Management of Human and Organizational Error in Operations of Marine Systems
The source of a majority (more than 80%) of high-consequence marine accidents can be attributed to compounded human and organizational errors (HOE). Recent examples include the Exxon Valdez tanker grounding (258,000 barrels of oil spilled), and the Occidental Piper Alpha platform explosions and fires (167 men killed). Currently, there is no structured quantitative approach to assist engineers, operators, and regulators of marine systems to either design HOE tolerant systems or to include considerations of HOE as an integral part of the design, construction, and operation of marine systems. The human element has generally been ignored.
The objective of this dissertation is to introduce a quantitative modeling methodology to assess the impacts of HOE in operation of tankers and offshore platforms. This methodology includes a systematic approach to structuring critical elements that lead to accident scenarios and a quantitative modeling procedure to assess the impacts of operational risks under various operating conditions that can lead to these scenarios.
The modeling methodology incorporates structuring accident scenarios into underlying, direct, and compounding factors. Diagrammatic representations of the unique factors leading to accident scenarios using influence diagrams are proposed. The diagrams are used to develop simplified general "templates" for that particular class of accident. The function of the templates are to form a basis that preserve the central causative mechanisms for a similar operation, yet do not preserve the unique aspects of the disaster being modeled.
Insufficient and unreliable data linking complex effects of human errors to marine casualties has led to limitations in quantitative human error modeling.
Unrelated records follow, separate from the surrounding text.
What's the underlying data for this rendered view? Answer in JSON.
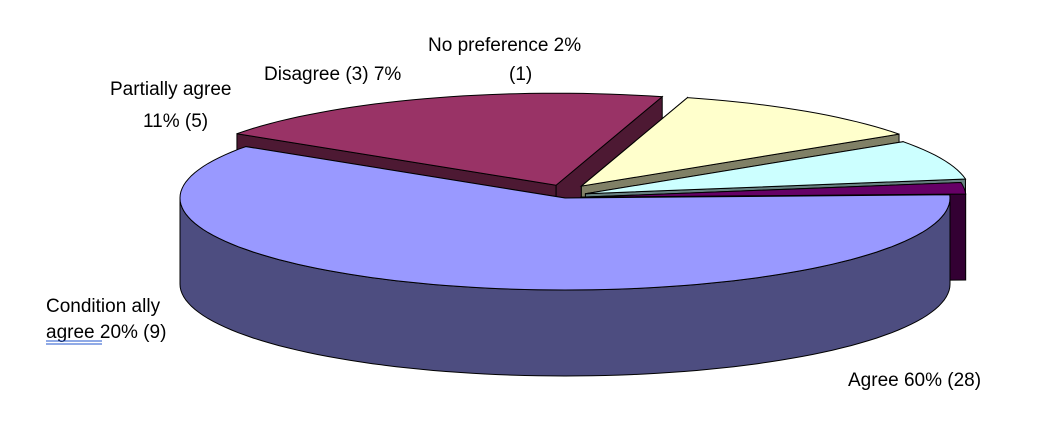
{
  "chart_data": {
    "type": "pie",
    "style": "3d-exploded",
    "title": "",
    "slices": [
      {
        "name": "Agree",
        "percent": 60,
        "count": 28,
        "color": "#9999FF",
        "side_color": "#4D4D80",
        "label_lines": [
          "Agree  60% (28)"
        ]
      },
      {
        "name": "Conditionally agree",
        "percent": 20,
        "count": 9,
        "color": "#993366",
        "side_color": "#4D1933",
        "label_lines": [
          "Condition ally",
          "agree 20%  (9)"
        ]
      },
      {
        "name": "Partially agree",
        "percent": 11,
        "count": 5,
        "color": "#FFFFCC",
        "side_color": "#808066",
        "label_lines": [
          "Partially agree",
          "11% (5)"
        ]
      },
      {
        "name": "Disagree",
        "percent": 7,
        "count": 3,
        "color": "#CCFFFF",
        "side_color": "#668080",
        "label_lines": [
          "Disagree (3) 7%"
        ]
      },
      {
        "name": "No preference",
        "percent": 2,
        "count": 1,
        "color": "#660066",
        "side_color": "#330033",
        "label_lines": [
          "No preference 2%",
          "(1)"
        ]
      }
    ]
  }
}
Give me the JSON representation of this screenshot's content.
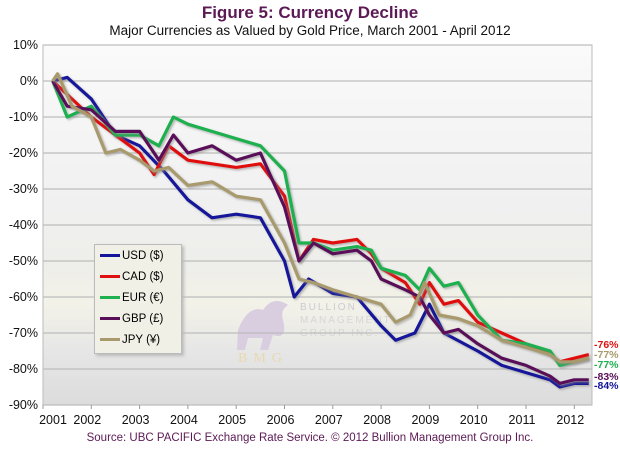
{
  "chart_data": {
    "type": "line",
    "title": "Figure 5:  Currency Decline",
    "subtitle": "Major Currencies as Valued by Gold Price, March 2001 - April 2012",
    "source": "Source:  UBC PACIFIC Exchange Rate Service. © 2012 Bullion Management Group Inc.",
    "xlabel": "",
    "ylabel": "",
    "xlim": [
      2001,
      2012.35
    ],
    "ylim": [
      -90,
      10
    ],
    "x_ticks": [
      "2001",
      "2002",
      "2003",
      "2004",
      "2005",
      "2006",
      "2007",
      "2008",
      "2009",
      "2010",
      "2011",
      "2012"
    ],
    "y_ticks": [
      "10%",
      "0%",
      "-10%",
      "-20%",
      "-30%",
      "-40%",
      "-50%",
      "-60%",
      "-70%",
      "-80%",
      "-90%"
    ],
    "grid": true,
    "legend_position": "lower-left",
    "watermark": "BULLION MANAGEMENT GROUP INC. BMG",
    "series": [
      {
        "name": "USD ($)",
        "color": "#14149a",
        "end_label": "-84%",
        "x": [
          2001.2,
          2001.5,
          2002,
          2002.5,
          2003,
          2003.5,
          2004,
          2004.5,
          2005,
          2005.5,
          2006,
          2006.2,
          2006.5,
          2007,
          2007.5,
          2008,
          2008.3,
          2008.7,
          2009,
          2009.3,
          2010,
          2010.5,
          2011,
          2011.5,
          2011.7,
          2012,
          2012.3
        ],
        "y": [
          0,
          1,
          -5,
          -15,
          -18,
          -25,
          -33,
          -38,
          -37,
          -38,
          -50,
          -60,
          -55,
          -59,
          -60,
          -68,
          -72,
          -70,
          -62,
          -70,
          -75,
          -79,
          -81,
          -83,
          -85,
          -84,
          -84
        ]
      },
      {
        "name": "CAD ($)",
        "color": "#e01010",
        "end_label": "-76%",
        "x": [
          2001.2,
          2002,
          2002.5,
          2003,
          2003.3,
          2003.6,
          2004,
          2004.5,
          2005,
          2005.5,
          2006,
          2006.3,
          2006.6,
          2007,
          2007.5,
          2007.8,
          2008,
          2008.5,
          2008.8,
          2009,
          2009.3,
          2009.6,
          2010,
          2010.5,
          2011,
          2011.5,
          2011.7,
          2012,
          2012.3
        ],
        "y": [
          0,
          -10,
          -15,
          -20,
          -26,
          -18,
          -22,
          -23,
          -24,
          -23,
          -32,
          -50,
          -44,
          -45,
          -44,
          -48,
          -52,
          -56,
          -62,
          -56,
          -62,
          -61,
          -67,
          -70,
          -73,
          -76,
          -78,
          -77,
          -76
        ]
      },
      {
        "name": "EUR (€)",
        "color": "#1fb050",
        "end_label": "-77%",
        "x": [
          2001.2,
          2001.5,
          2002,
          2002.5,
          2003,
          2003.4,
          2003.7,
          2004,
          2004.5,
          2005,
          2005.5,
          2006,
          2006.3,
          2006.6,
          2007,
          2007.5,
          2007.8,
          2008,
          2008.5,
          2008.8,
          2009,
          2009.3,
          2009.6,
          2010,
          2010.5,
          2011,
          2011.5,
          2011.7,
          2012,
          2012.3
        ],
        "y": [
          0,
          -10,
          -7,
          -15,
          -15,
          -18,
          -10,
          -12,
          -14,
          -16,
          -18,
          -25,
          -45,
          -45,
          -47,
          -46,
          -47,
          -52,
          -54,
          -58,
          -52,
          -57,
          -56,
          -65,
          -72,
          -73,
          -75,
          -79,
          -78,
          -77
        ]
      },
      {
        "name": "GBP (£)",
        "color": "#5a1058",
        "end_label": "-83%",
        "x": [
          2001.2,
          2001.5,
          2002,
          2002.5,
          2003,
          2003.4,
          2003.7,
          2004,
          2004.5,
          2005,
          2005.5,
          2006,
          2006.3,
          2006.6,
          2007,
          2007.5,
          2007.8,
          2008,
          2008.5,
          2008.8,
          2009,
          2009.3,
          2009.6,
          2010,
          2010.5,
          2011,
          2011.5,
          2011.7,
          2012,
          2012.3
        ],
        "y": [
          0,
          -7,
          -8,
          -14,
          -14,
          -22,
          -15,
          -20,
          -18,
          -22,
          -20,
          -35,
          -50,
          -45,
          -48,
          -47,
          -50,
          -55,
          -58,
          -60,
          -65,
          -70,
          -69,
          -73,
          -77,
          -79,
          -82,
          -84,
          -83,
          -83
        ]
      },
      {
        "name": "JPY (¥)",
        "color": "#a89a6c",
        "end_label": "-77%",
        "x": [
          2001.2,
          2001.3,
          2001.6,
          2002,
          2002.3,
          2002.6,
          2003,
          2003.3,
          2003.6,
          2004,
          2004.5,
          2005,
          2005.5,
          2006,
          2006.3,
          2006.6,
          2007,
          2007.5,
          2008,
          2008.3,
          2008.6,
          2008.9,
          2009.2,
          2009.6,
          2010,
          2010.5,
          2011,
          2011.5,
          2011.7,
          2012,
          2012.3
        ],
        "y": [
          0,
          2,
          -7,
          -10,
          -20,
          -19,
          -22,
          -25,
          -24,
          -29,
          -28,
          -32,
          -33,
          -45,
          -55,
          -56,
          -58,
          -60,
          -62,
          -67,
          -65,
          -56,
          -65,
          -66,
          -68,
          -72,
          -74,
          -76,
          -78,
          -78,
          -77
        ]
      }
    ]
  }
}
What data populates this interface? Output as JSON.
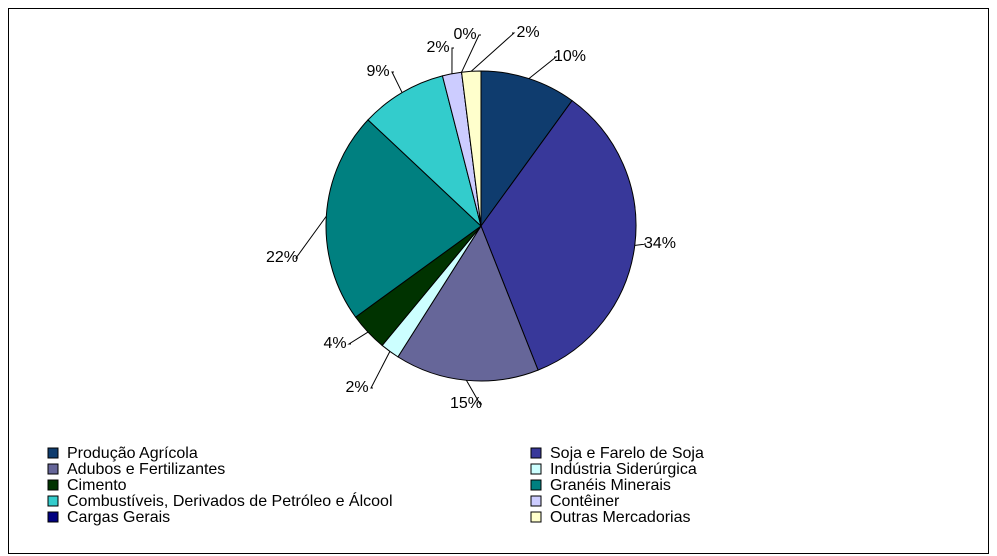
{
  "chart_data": {
    "type": "pie",
    "categories": [
      "Produção Agrícola",
      "Soja e Farelo de Soja",
      "Adubos e Fertilizantes",
      "Indústria Siderúrgica",
      "Cimento",
      "Granéis Minerais",
      "Combustíveis, Derivados de Petróleo e Álcool",
      "Contêiner",
      "Cargas Gerais",
      "Outras Mercadorias"
    ],
    "values": [
      10,
      34,
      15,
      2,
      4,
      22,
      9,
      2,
      0,
      2
    ],
    "value_labels": [
      "10%",
      "34%",
      "15%",
      "2%",
      "4%",
      "22%",
      "9%",
      "2%",
      "0%",
      "2%"
    ],
    "colors": [
      "#0f3c6e",
      "#38389a",
      "#666699",
      "#ccffff",
      "#003300",
      "#008080",
      "#33cccc",
      "#ccccff",
      "#000080",
      "#ffffcc"
    ],
    "legend": "bottom"
  }
}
A quantitative measuring technique, the Human Error Safety Index Method (HESIM), has been proposed that measures organizational, task and system complexities, and environmental factors that affect operators abilities to perform decisions and actions to mitigate or aggravate accident events. These measurement techniques rely upon judgments and experiences of those familiar with the operations being modeled and objective data to formulate a "safety index". A methodology for coiiection of the objective data, the Human and Organizational Error Data Quantification System (HOEDQS), is also proposed. The HOEDQS allows updating of human errors such that there becomes a greater reliance upon objective data and less upon the judgmental indexing procedure.
Two marine casualties were identified as case study examples for confirmation of the modeling procedures: the Exxon Valdez and Piper Alpha disasters. These casualties were selected because of the quality, completeness, accessibility, and availability of information related to the accident events. The unique aspects of each disaster are modeled and templates are developed. Quantitative analyses were performed on each operation to confirm that high risk levels were measured conditional upon the operating factors for each disaster. The results from this dissertation will be of interest to engineers, operators, managers, and regulators concerned with preventing and mitigating the effects of HOE to increase safety of marine systems.